Rotina

” Talvez uma quinta parte de sua mente estivesse ocupada nisso; o restante saltava por cima da frágil barreira de dia que se interpunha entre a manhã de segunda – feira e esse ameno momento e brincava com as coisas que a gente faz expontânea e normalmente no curso do dia.”
(Noite e dia – Virginia Woolf)

Era a mulher mais rotineira do mundo. Poucas vezes pensava em si mesma dessa maneira; aliás, eram poucas as vezes que pensava em si, somente em si sem interpôr outrem entre sua vida diária e a imaginária.
Por mais que houvesse passado por poucas e boas ao longo de apenas três meses, tinha a sensação de ainda não ter começado a andar num ano que já havia começado faz algum tempo. Não ter algo de útil nas mãos, lhe trazia a sensação de vagar por entre um espaço em branco, onde o tempo não passa e nem é contado.
Sentia passar todas as vinte e quatro horas do dia, dolorosamente, como se lhe pesassem às costas, como um fardo a carregar. Já tinha internalizado dentro de seu ouvido o tiquetaquear incessante do relógio.
Seus dias começavam com uma casa vazia e o barulho de obra, tão comuns em qualquer capital mundial. permanecia alguns minutos sentada na cama pensando no que teria para fazer. A cena se repetia, nada de urgente ou importante lhe ocorria.
Vestindo então um roupão azul de cetim, que lhe chegava até os calcanhares, para que os operários postados um pouco acima de sua janela não notassem a falta de roupas na parte inferior do corpo, caminhava até a cozinha arrastando os pés em chinelos cobertos como se fosse uma velha, ou como se não tivesse dormido a noite inteira. Enchia uma caneca com café e açucar e sentava-se no sofá, olhando para uma televisão desligada. Pensando. Pensando no que seria do dia de hoje, se seria outro em que ligaria o ponto morto e caminharia apenas por caminhar, empurrada para frente porque suas pegadas tinham se desfeito conforme a neve aumentava.
Esses momentos da manhã eram a única parte de seu dia que era capaz de se lembrar. Eram os únicos instantes em que parecia-lhe que estava realmente acordada.
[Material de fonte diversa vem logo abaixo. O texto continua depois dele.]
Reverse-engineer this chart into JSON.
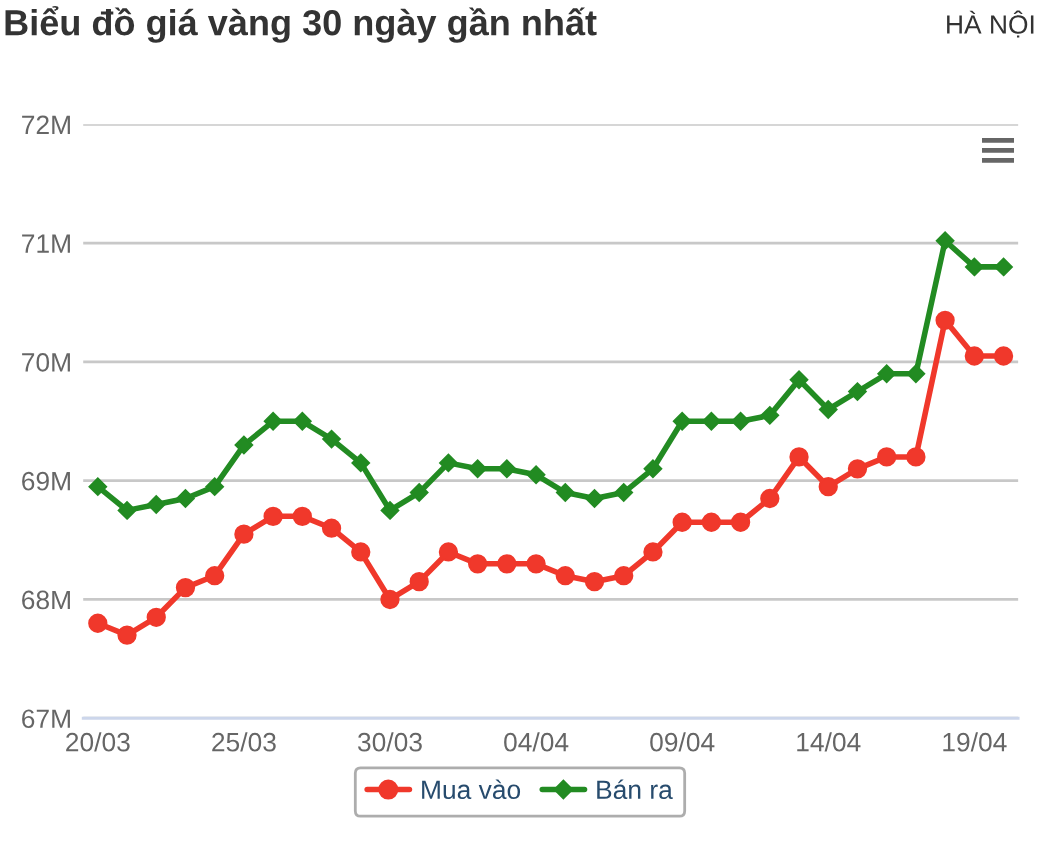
{
  "chart_data": {
    "type": "line",
    "title": "Biểu đồ giá vàng 30 ngày gần nhất",
    "subtitle": "HÀ NỘI",
    "categories": [
      "20/03",
      null,
      null,
      null,
      null,
      "25/03",
      null,
      null,
      null,
      null,
      "30/03",
      null,
      null,
      null,
      null,
      "04/04",
      null,
      null,
      null,
      null,
      "09/04",
      null,
      null,
      null,
      null,
      "14/04",
      null,
      null,
      null,
      null,
      "19/04",
      null
    ],
    "series": [
      {
        "name": "Mua vào",
        "color": "#f0382b",
        "marker": "circle",
        "values": [
          67.8,
          67.7,
          67.85,
          68.1,
          68.2,
          68.55,
          68.7,
          68.7,
          68.6,
          68.4,
          68.0,
          68.15,
          68.4,
          68.3,
          68.3,
          68.3,
          68.2,
          68.15,
          68.2,
          68.4,
          68.65,
          68.65,
          68.65,
          68.85,
          69.2,
          68.95,
          69.1,
          69.2,
          69.2,
          70.35,
          70.05,
          70.05
        ]
      },
      {
        "name": "Bán ra",
        "color": "#228b22",
        "marker": "diamond",
        "values": [
          68.95,
          68.75,
          68.8,
          68.85,
          68.95,
          69.3,
          69.5,
          69.5,
          69.35,
          69.15,
          68.75,
          68.9,
          69.15,
          69.1,
          69.1,
          69.05,
          68.9,
          68.85,
          68.9,
          69.1,
          69.5,
          69.5,
          69.5,
          69.55,
          69.85,
          69.6,
          69.75,
          69.9,
          69.9,
          71.02,
          70.8,
          70.8
        ]
      }
    ],
    "ylim": [
      67,
      72
    ],
    "yticks": [
      {
        "value": 67,
        "label": "67M"
      },
      {
        "value": 68,
        "label": "68M"
      },
      {
        "value": 69,
        "label": "69M"
      },
      {
        "value": 70,
        "label": "70M"
      },
      {
        "value": 71,
        "label": "71M"
      },
      {
        "value": 72,
        "label": "72M"
      }
    ],
    "grid": "y",
    "legend": "bottom",
    "line_style": "solid"
  }
}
Em que seus rituais faziam-na ter com o que se ocupar.
Depois de escovar os dentes e da última olhada no espelho, tudo ia-se apagando gradualmente, com a chuva, como a neve.
Isso até os dias recomeçarem.

~ por M. em março 20, 2007.

Uma resposta to “Rotina”

  1. E o mais triste é que diversas vezes eu me pego vivendo assim.. no automático! É quase impossível não se deixar levar pela corrente.

    Mas sempre tem aquela realização de que a vida não é apenas uma coleção de minutos insignificantes. E pela décima vez no ano, você acorda pro primeiro dia da sua vida! E não é que esses dias realmente são maravilhosos?

    “Today is the first day of the rest of your life? Well, that’s true with every day except one: the day that you die.”